Children tried to pick up the unconscious Ussama, but he was heavy and
they were panicked and apparently unsuccessful, and were also frightened
by the gunfire. And they left. Meanwhile, an adult from Beituniya, who
apparently saw what happened from the distance, starting coming down the
hill toward Ussama, who was lying on the ground. And one of the children
as well, Hanni, 15, Ussama’s friend, approached him.
Hanni just managed to reach him, without even reaching out his hand,
when he was hit by three bullets, two in the chest and one in the neck.
The bullet to his neck entered from behind on one side and exited on the
other. And he fell.
Meanwhile, the adult reached them, and together with the remaining
children, dragged the two children, the injured Ussama and the dying
Hanni, to his car.
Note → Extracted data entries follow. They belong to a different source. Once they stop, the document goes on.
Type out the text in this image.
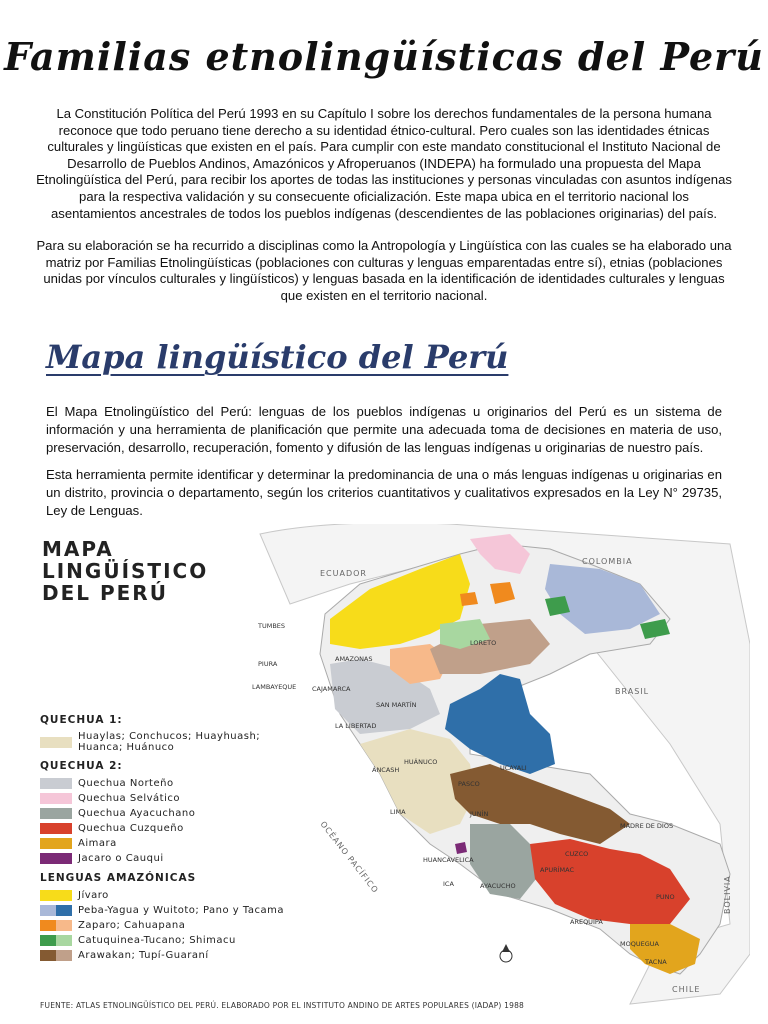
Familias etnolingüísticas del Perú

La Constitución Política del Perú 1993 en su Capítulo I sobre los derechos fundamentales de la persona humana reconoce que todo peruano tiene derecho a su identidad étnico-cultural. Pero cuales son las identidades étnicas culturales y lingüísticas que existen en el país. Para cumplir con este mandato constitucional el Instituto Nacional de Desarrollo de Pueblos Andinos, Amazónicos y Afroperuanos (INDEPA) ha formulado una propuesta del Mapa Etnolingüística del Perú, para recibir los aportes de todas las instituciones y personas vinculadas con asuntos indígenas para la respectiva validación y su consecuente oficialización. Este mapa ubica en el territorio nacional los asentamientos ancestrales de todos los pueblos indígenas (descendientes de las poblaciones originarias) del país.

Para su elaboración se ha recurrido a disciplinas como la Antropología y Lingüística con las cuales se ha elaborado una matriz por Familias Etnolingüísticas (poblaciones con culturas y lenguas emparentadas entre sí), etnias (poblaciones unidas por vínculos culturales y lingüísticos) y lenguas basada en la identificación de identidades culturales y lenguas que existen en el territorio nacional.

Mapa lingüístico del Perú

El Mapa Etnolingüístico del Perú: lenguas de los pueblos indígenas u originarios del Perú es un sistema de información y una herramienta de planificación que permite una adecuada toma de decisiones en materia de uso, preservación, desarrollo, recuperación, fomento y difusión de las lenguas indígenas u originarias de nuestro país.

Esta herramienta permite identificar y determinar la predominancia de una o más lenguas indígenas u originarias en un distrito, provincia o departamento, según los criterios cuantitativos y cualitativos expresados en la Ley N° 29735, Ley de Lenguas.

ECUADOR
COLOMBIA
BRASIL
CHILE
BOLIVIA
OCÉANO PACÍFICO
TUMBES
PIURA
LAMBAYEQUE CAJAMARCA
AMAZONAS
LORETO
SAN MARTÍN
LA LIBERTAD
ÁNCASH
HUÁNUCO
UCAYALI
PASCO
LIMA	JUNÍN
MADRE DE DIOS
CUZCO
HUANCAVELICA
ICA	AYACUCHO
APURÍMAC
PUNO
AREQUIPA
MOQUEGUA
TACNA
MAPA
LINGÜÍSTICO
DEL PERÚ
QUECHUA 1:
Huaylas; Conchucos; Huayhuash; Huanca; Huánuco
QUECHUA 2:
Quechua Norteño
Quechua Selvático
Quechua Ayacuchano
Quechua Cuzqueño
Aimara
Jacaro o Cauqui
LENGUAS AMAZÓNICAS
Jívaro
Peba-Yagua y Wuitoto; Pano y Tacama
Zaparo; Cahuapana
Catuquinea-Tucano; Shimacu
Arawakan; Tupí-Guaraní
FUENTE: ATLAS ETNOLINGÜÍSTICO DEL PERÚ. ELABORADO POR EL INSTITUTO ANDINO DE ARTES POPULARES (IADAP) 1988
He took the children to the hospital. Where were you
hit, he managed to ask Hanni, who pointed to his chest and his neck, but
could no longer speak, fading. A few minutes before they arrived at the
hospital Hanni stopped breathing.
The place where the children throw stones is a symbolic place. The wall
is not yet standing, only its early signs.
By the way, if the solders had arrived, no stones would have been
thrown, although it is because of the stones that they are there.
Babies with guns. Conquerors.
And why do I say that there is still no wall there? Why bring up that
fact? If it was, would they still answer stones with gunfire?
When I say that “it is not their fault,” they didn’t throw stones at the
wall, there is no wall there, am I joining the legitimation that says
there is or could be a reason or a context in which children throw
stones and soldiers or guards or someone shoots at them?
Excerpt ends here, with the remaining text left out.